Performance with this branch looks interesting, I was able to run llama 2 70B across a homemade cluster of 3 CPU-only nodes: i7 9th gen, i5 4th gen, i5 2nd gen, with 16 Gb DDR4 2666MHz, 16 Gb DDR3, and 8 Gb DDR3 respectively. On this cluster I got around 0.58 tokens / second for 70B Q3_K_M. Htop showed roughly 40-60% CPU utilization across all hardware cores when processing the allocated layers, but it's unclear whether that's because the spikes are so short and Htop isn't sampling often enough.

Curiously this isn't much slower than running on a second cluster of much more powerful hardware: ryzen 5 5600g, i7 9th gen, with 32 Gb DDR4 3200MHz each. The second cluster got roughly 0.64 tokens / second, while being much more expensive. I attempted to run it on the ryzen machine alone to gauge MPI overheard via offloading to my 6700xt, but ROCm wouldn't install and opencl caused hangs.

I plan on doing more in-depth performance investigations to determine where the bottleneck is. I have access to a proper university cluster as well that I'll be testing on.

AutonomicPerfectionist avatar Nov 07 '23 18:11 AutonomicPerfectionist

Htop isn't sampling often enough.

I'm 99.9% certain raw perf counters come from Linux kernel directly, and are not calculated by a point in time, but by aggregated ticks, effectively being deltas between samples so you cannot "miss" a sample.

You can always dump raw perf counters to a tmpfs file, in a loop, and parse them later /proc/`pidof main`/stat

But chances that htop or top are wrong, are low.

staviq avatar Nov 07 '23 19:11 staviq

Found what was up with htop, there's a commandline switch -d to set the update interval, setting that lower did indeed show 100% usage when processing the allocated layers

After tuning the clusters by adjusting the layer split percentages such that no node was swapping to disk, I achieved 0.69 tokens / second on the weaker cluster and 0.78 tokens / second on the Ryzen cluster.

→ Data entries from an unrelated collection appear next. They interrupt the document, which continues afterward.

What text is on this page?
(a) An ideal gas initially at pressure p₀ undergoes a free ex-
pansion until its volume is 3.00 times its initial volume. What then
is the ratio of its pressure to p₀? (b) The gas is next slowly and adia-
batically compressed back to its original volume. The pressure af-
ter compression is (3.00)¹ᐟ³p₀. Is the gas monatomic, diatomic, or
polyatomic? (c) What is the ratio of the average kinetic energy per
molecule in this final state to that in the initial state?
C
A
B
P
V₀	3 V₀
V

Running on an AMD EPYC 7543P 32-Core Processor without MPI resulted in 1.01 tokens / second, although that system was NUMA and I didn't have permissions to adjust the memory configuration

AutonomicPerfectionist avatar Nov 08 '23 07:11 AutonomicPerfectionist

Discovered a bug in this implementation regarding KV cache, syncing the sequence IDs isn't enough, the kv_cache_* function calls also need to be synced. I solved this issue in a different branch for my master's class project but it involved introducing more MPI-specific code to the general llama.cpp codebase. I haven't yet looked at the backend-v2 changes but hopefully, there are facilities to not spread MPI code too far

AutonomicPerfectionist avatar Nov 10 '23 14:11 AutonomicPerfectionist

I can confirm that this pr is not building on apple silicon. If it's unexpected, I can provide every bit of information needed to help you fellas.

LeaveNhA avatar Jan 25 '24 02:01 LeaveNhA

I don't have Apple silicon devices to test on, so whatever information you have would be greatly appreciated.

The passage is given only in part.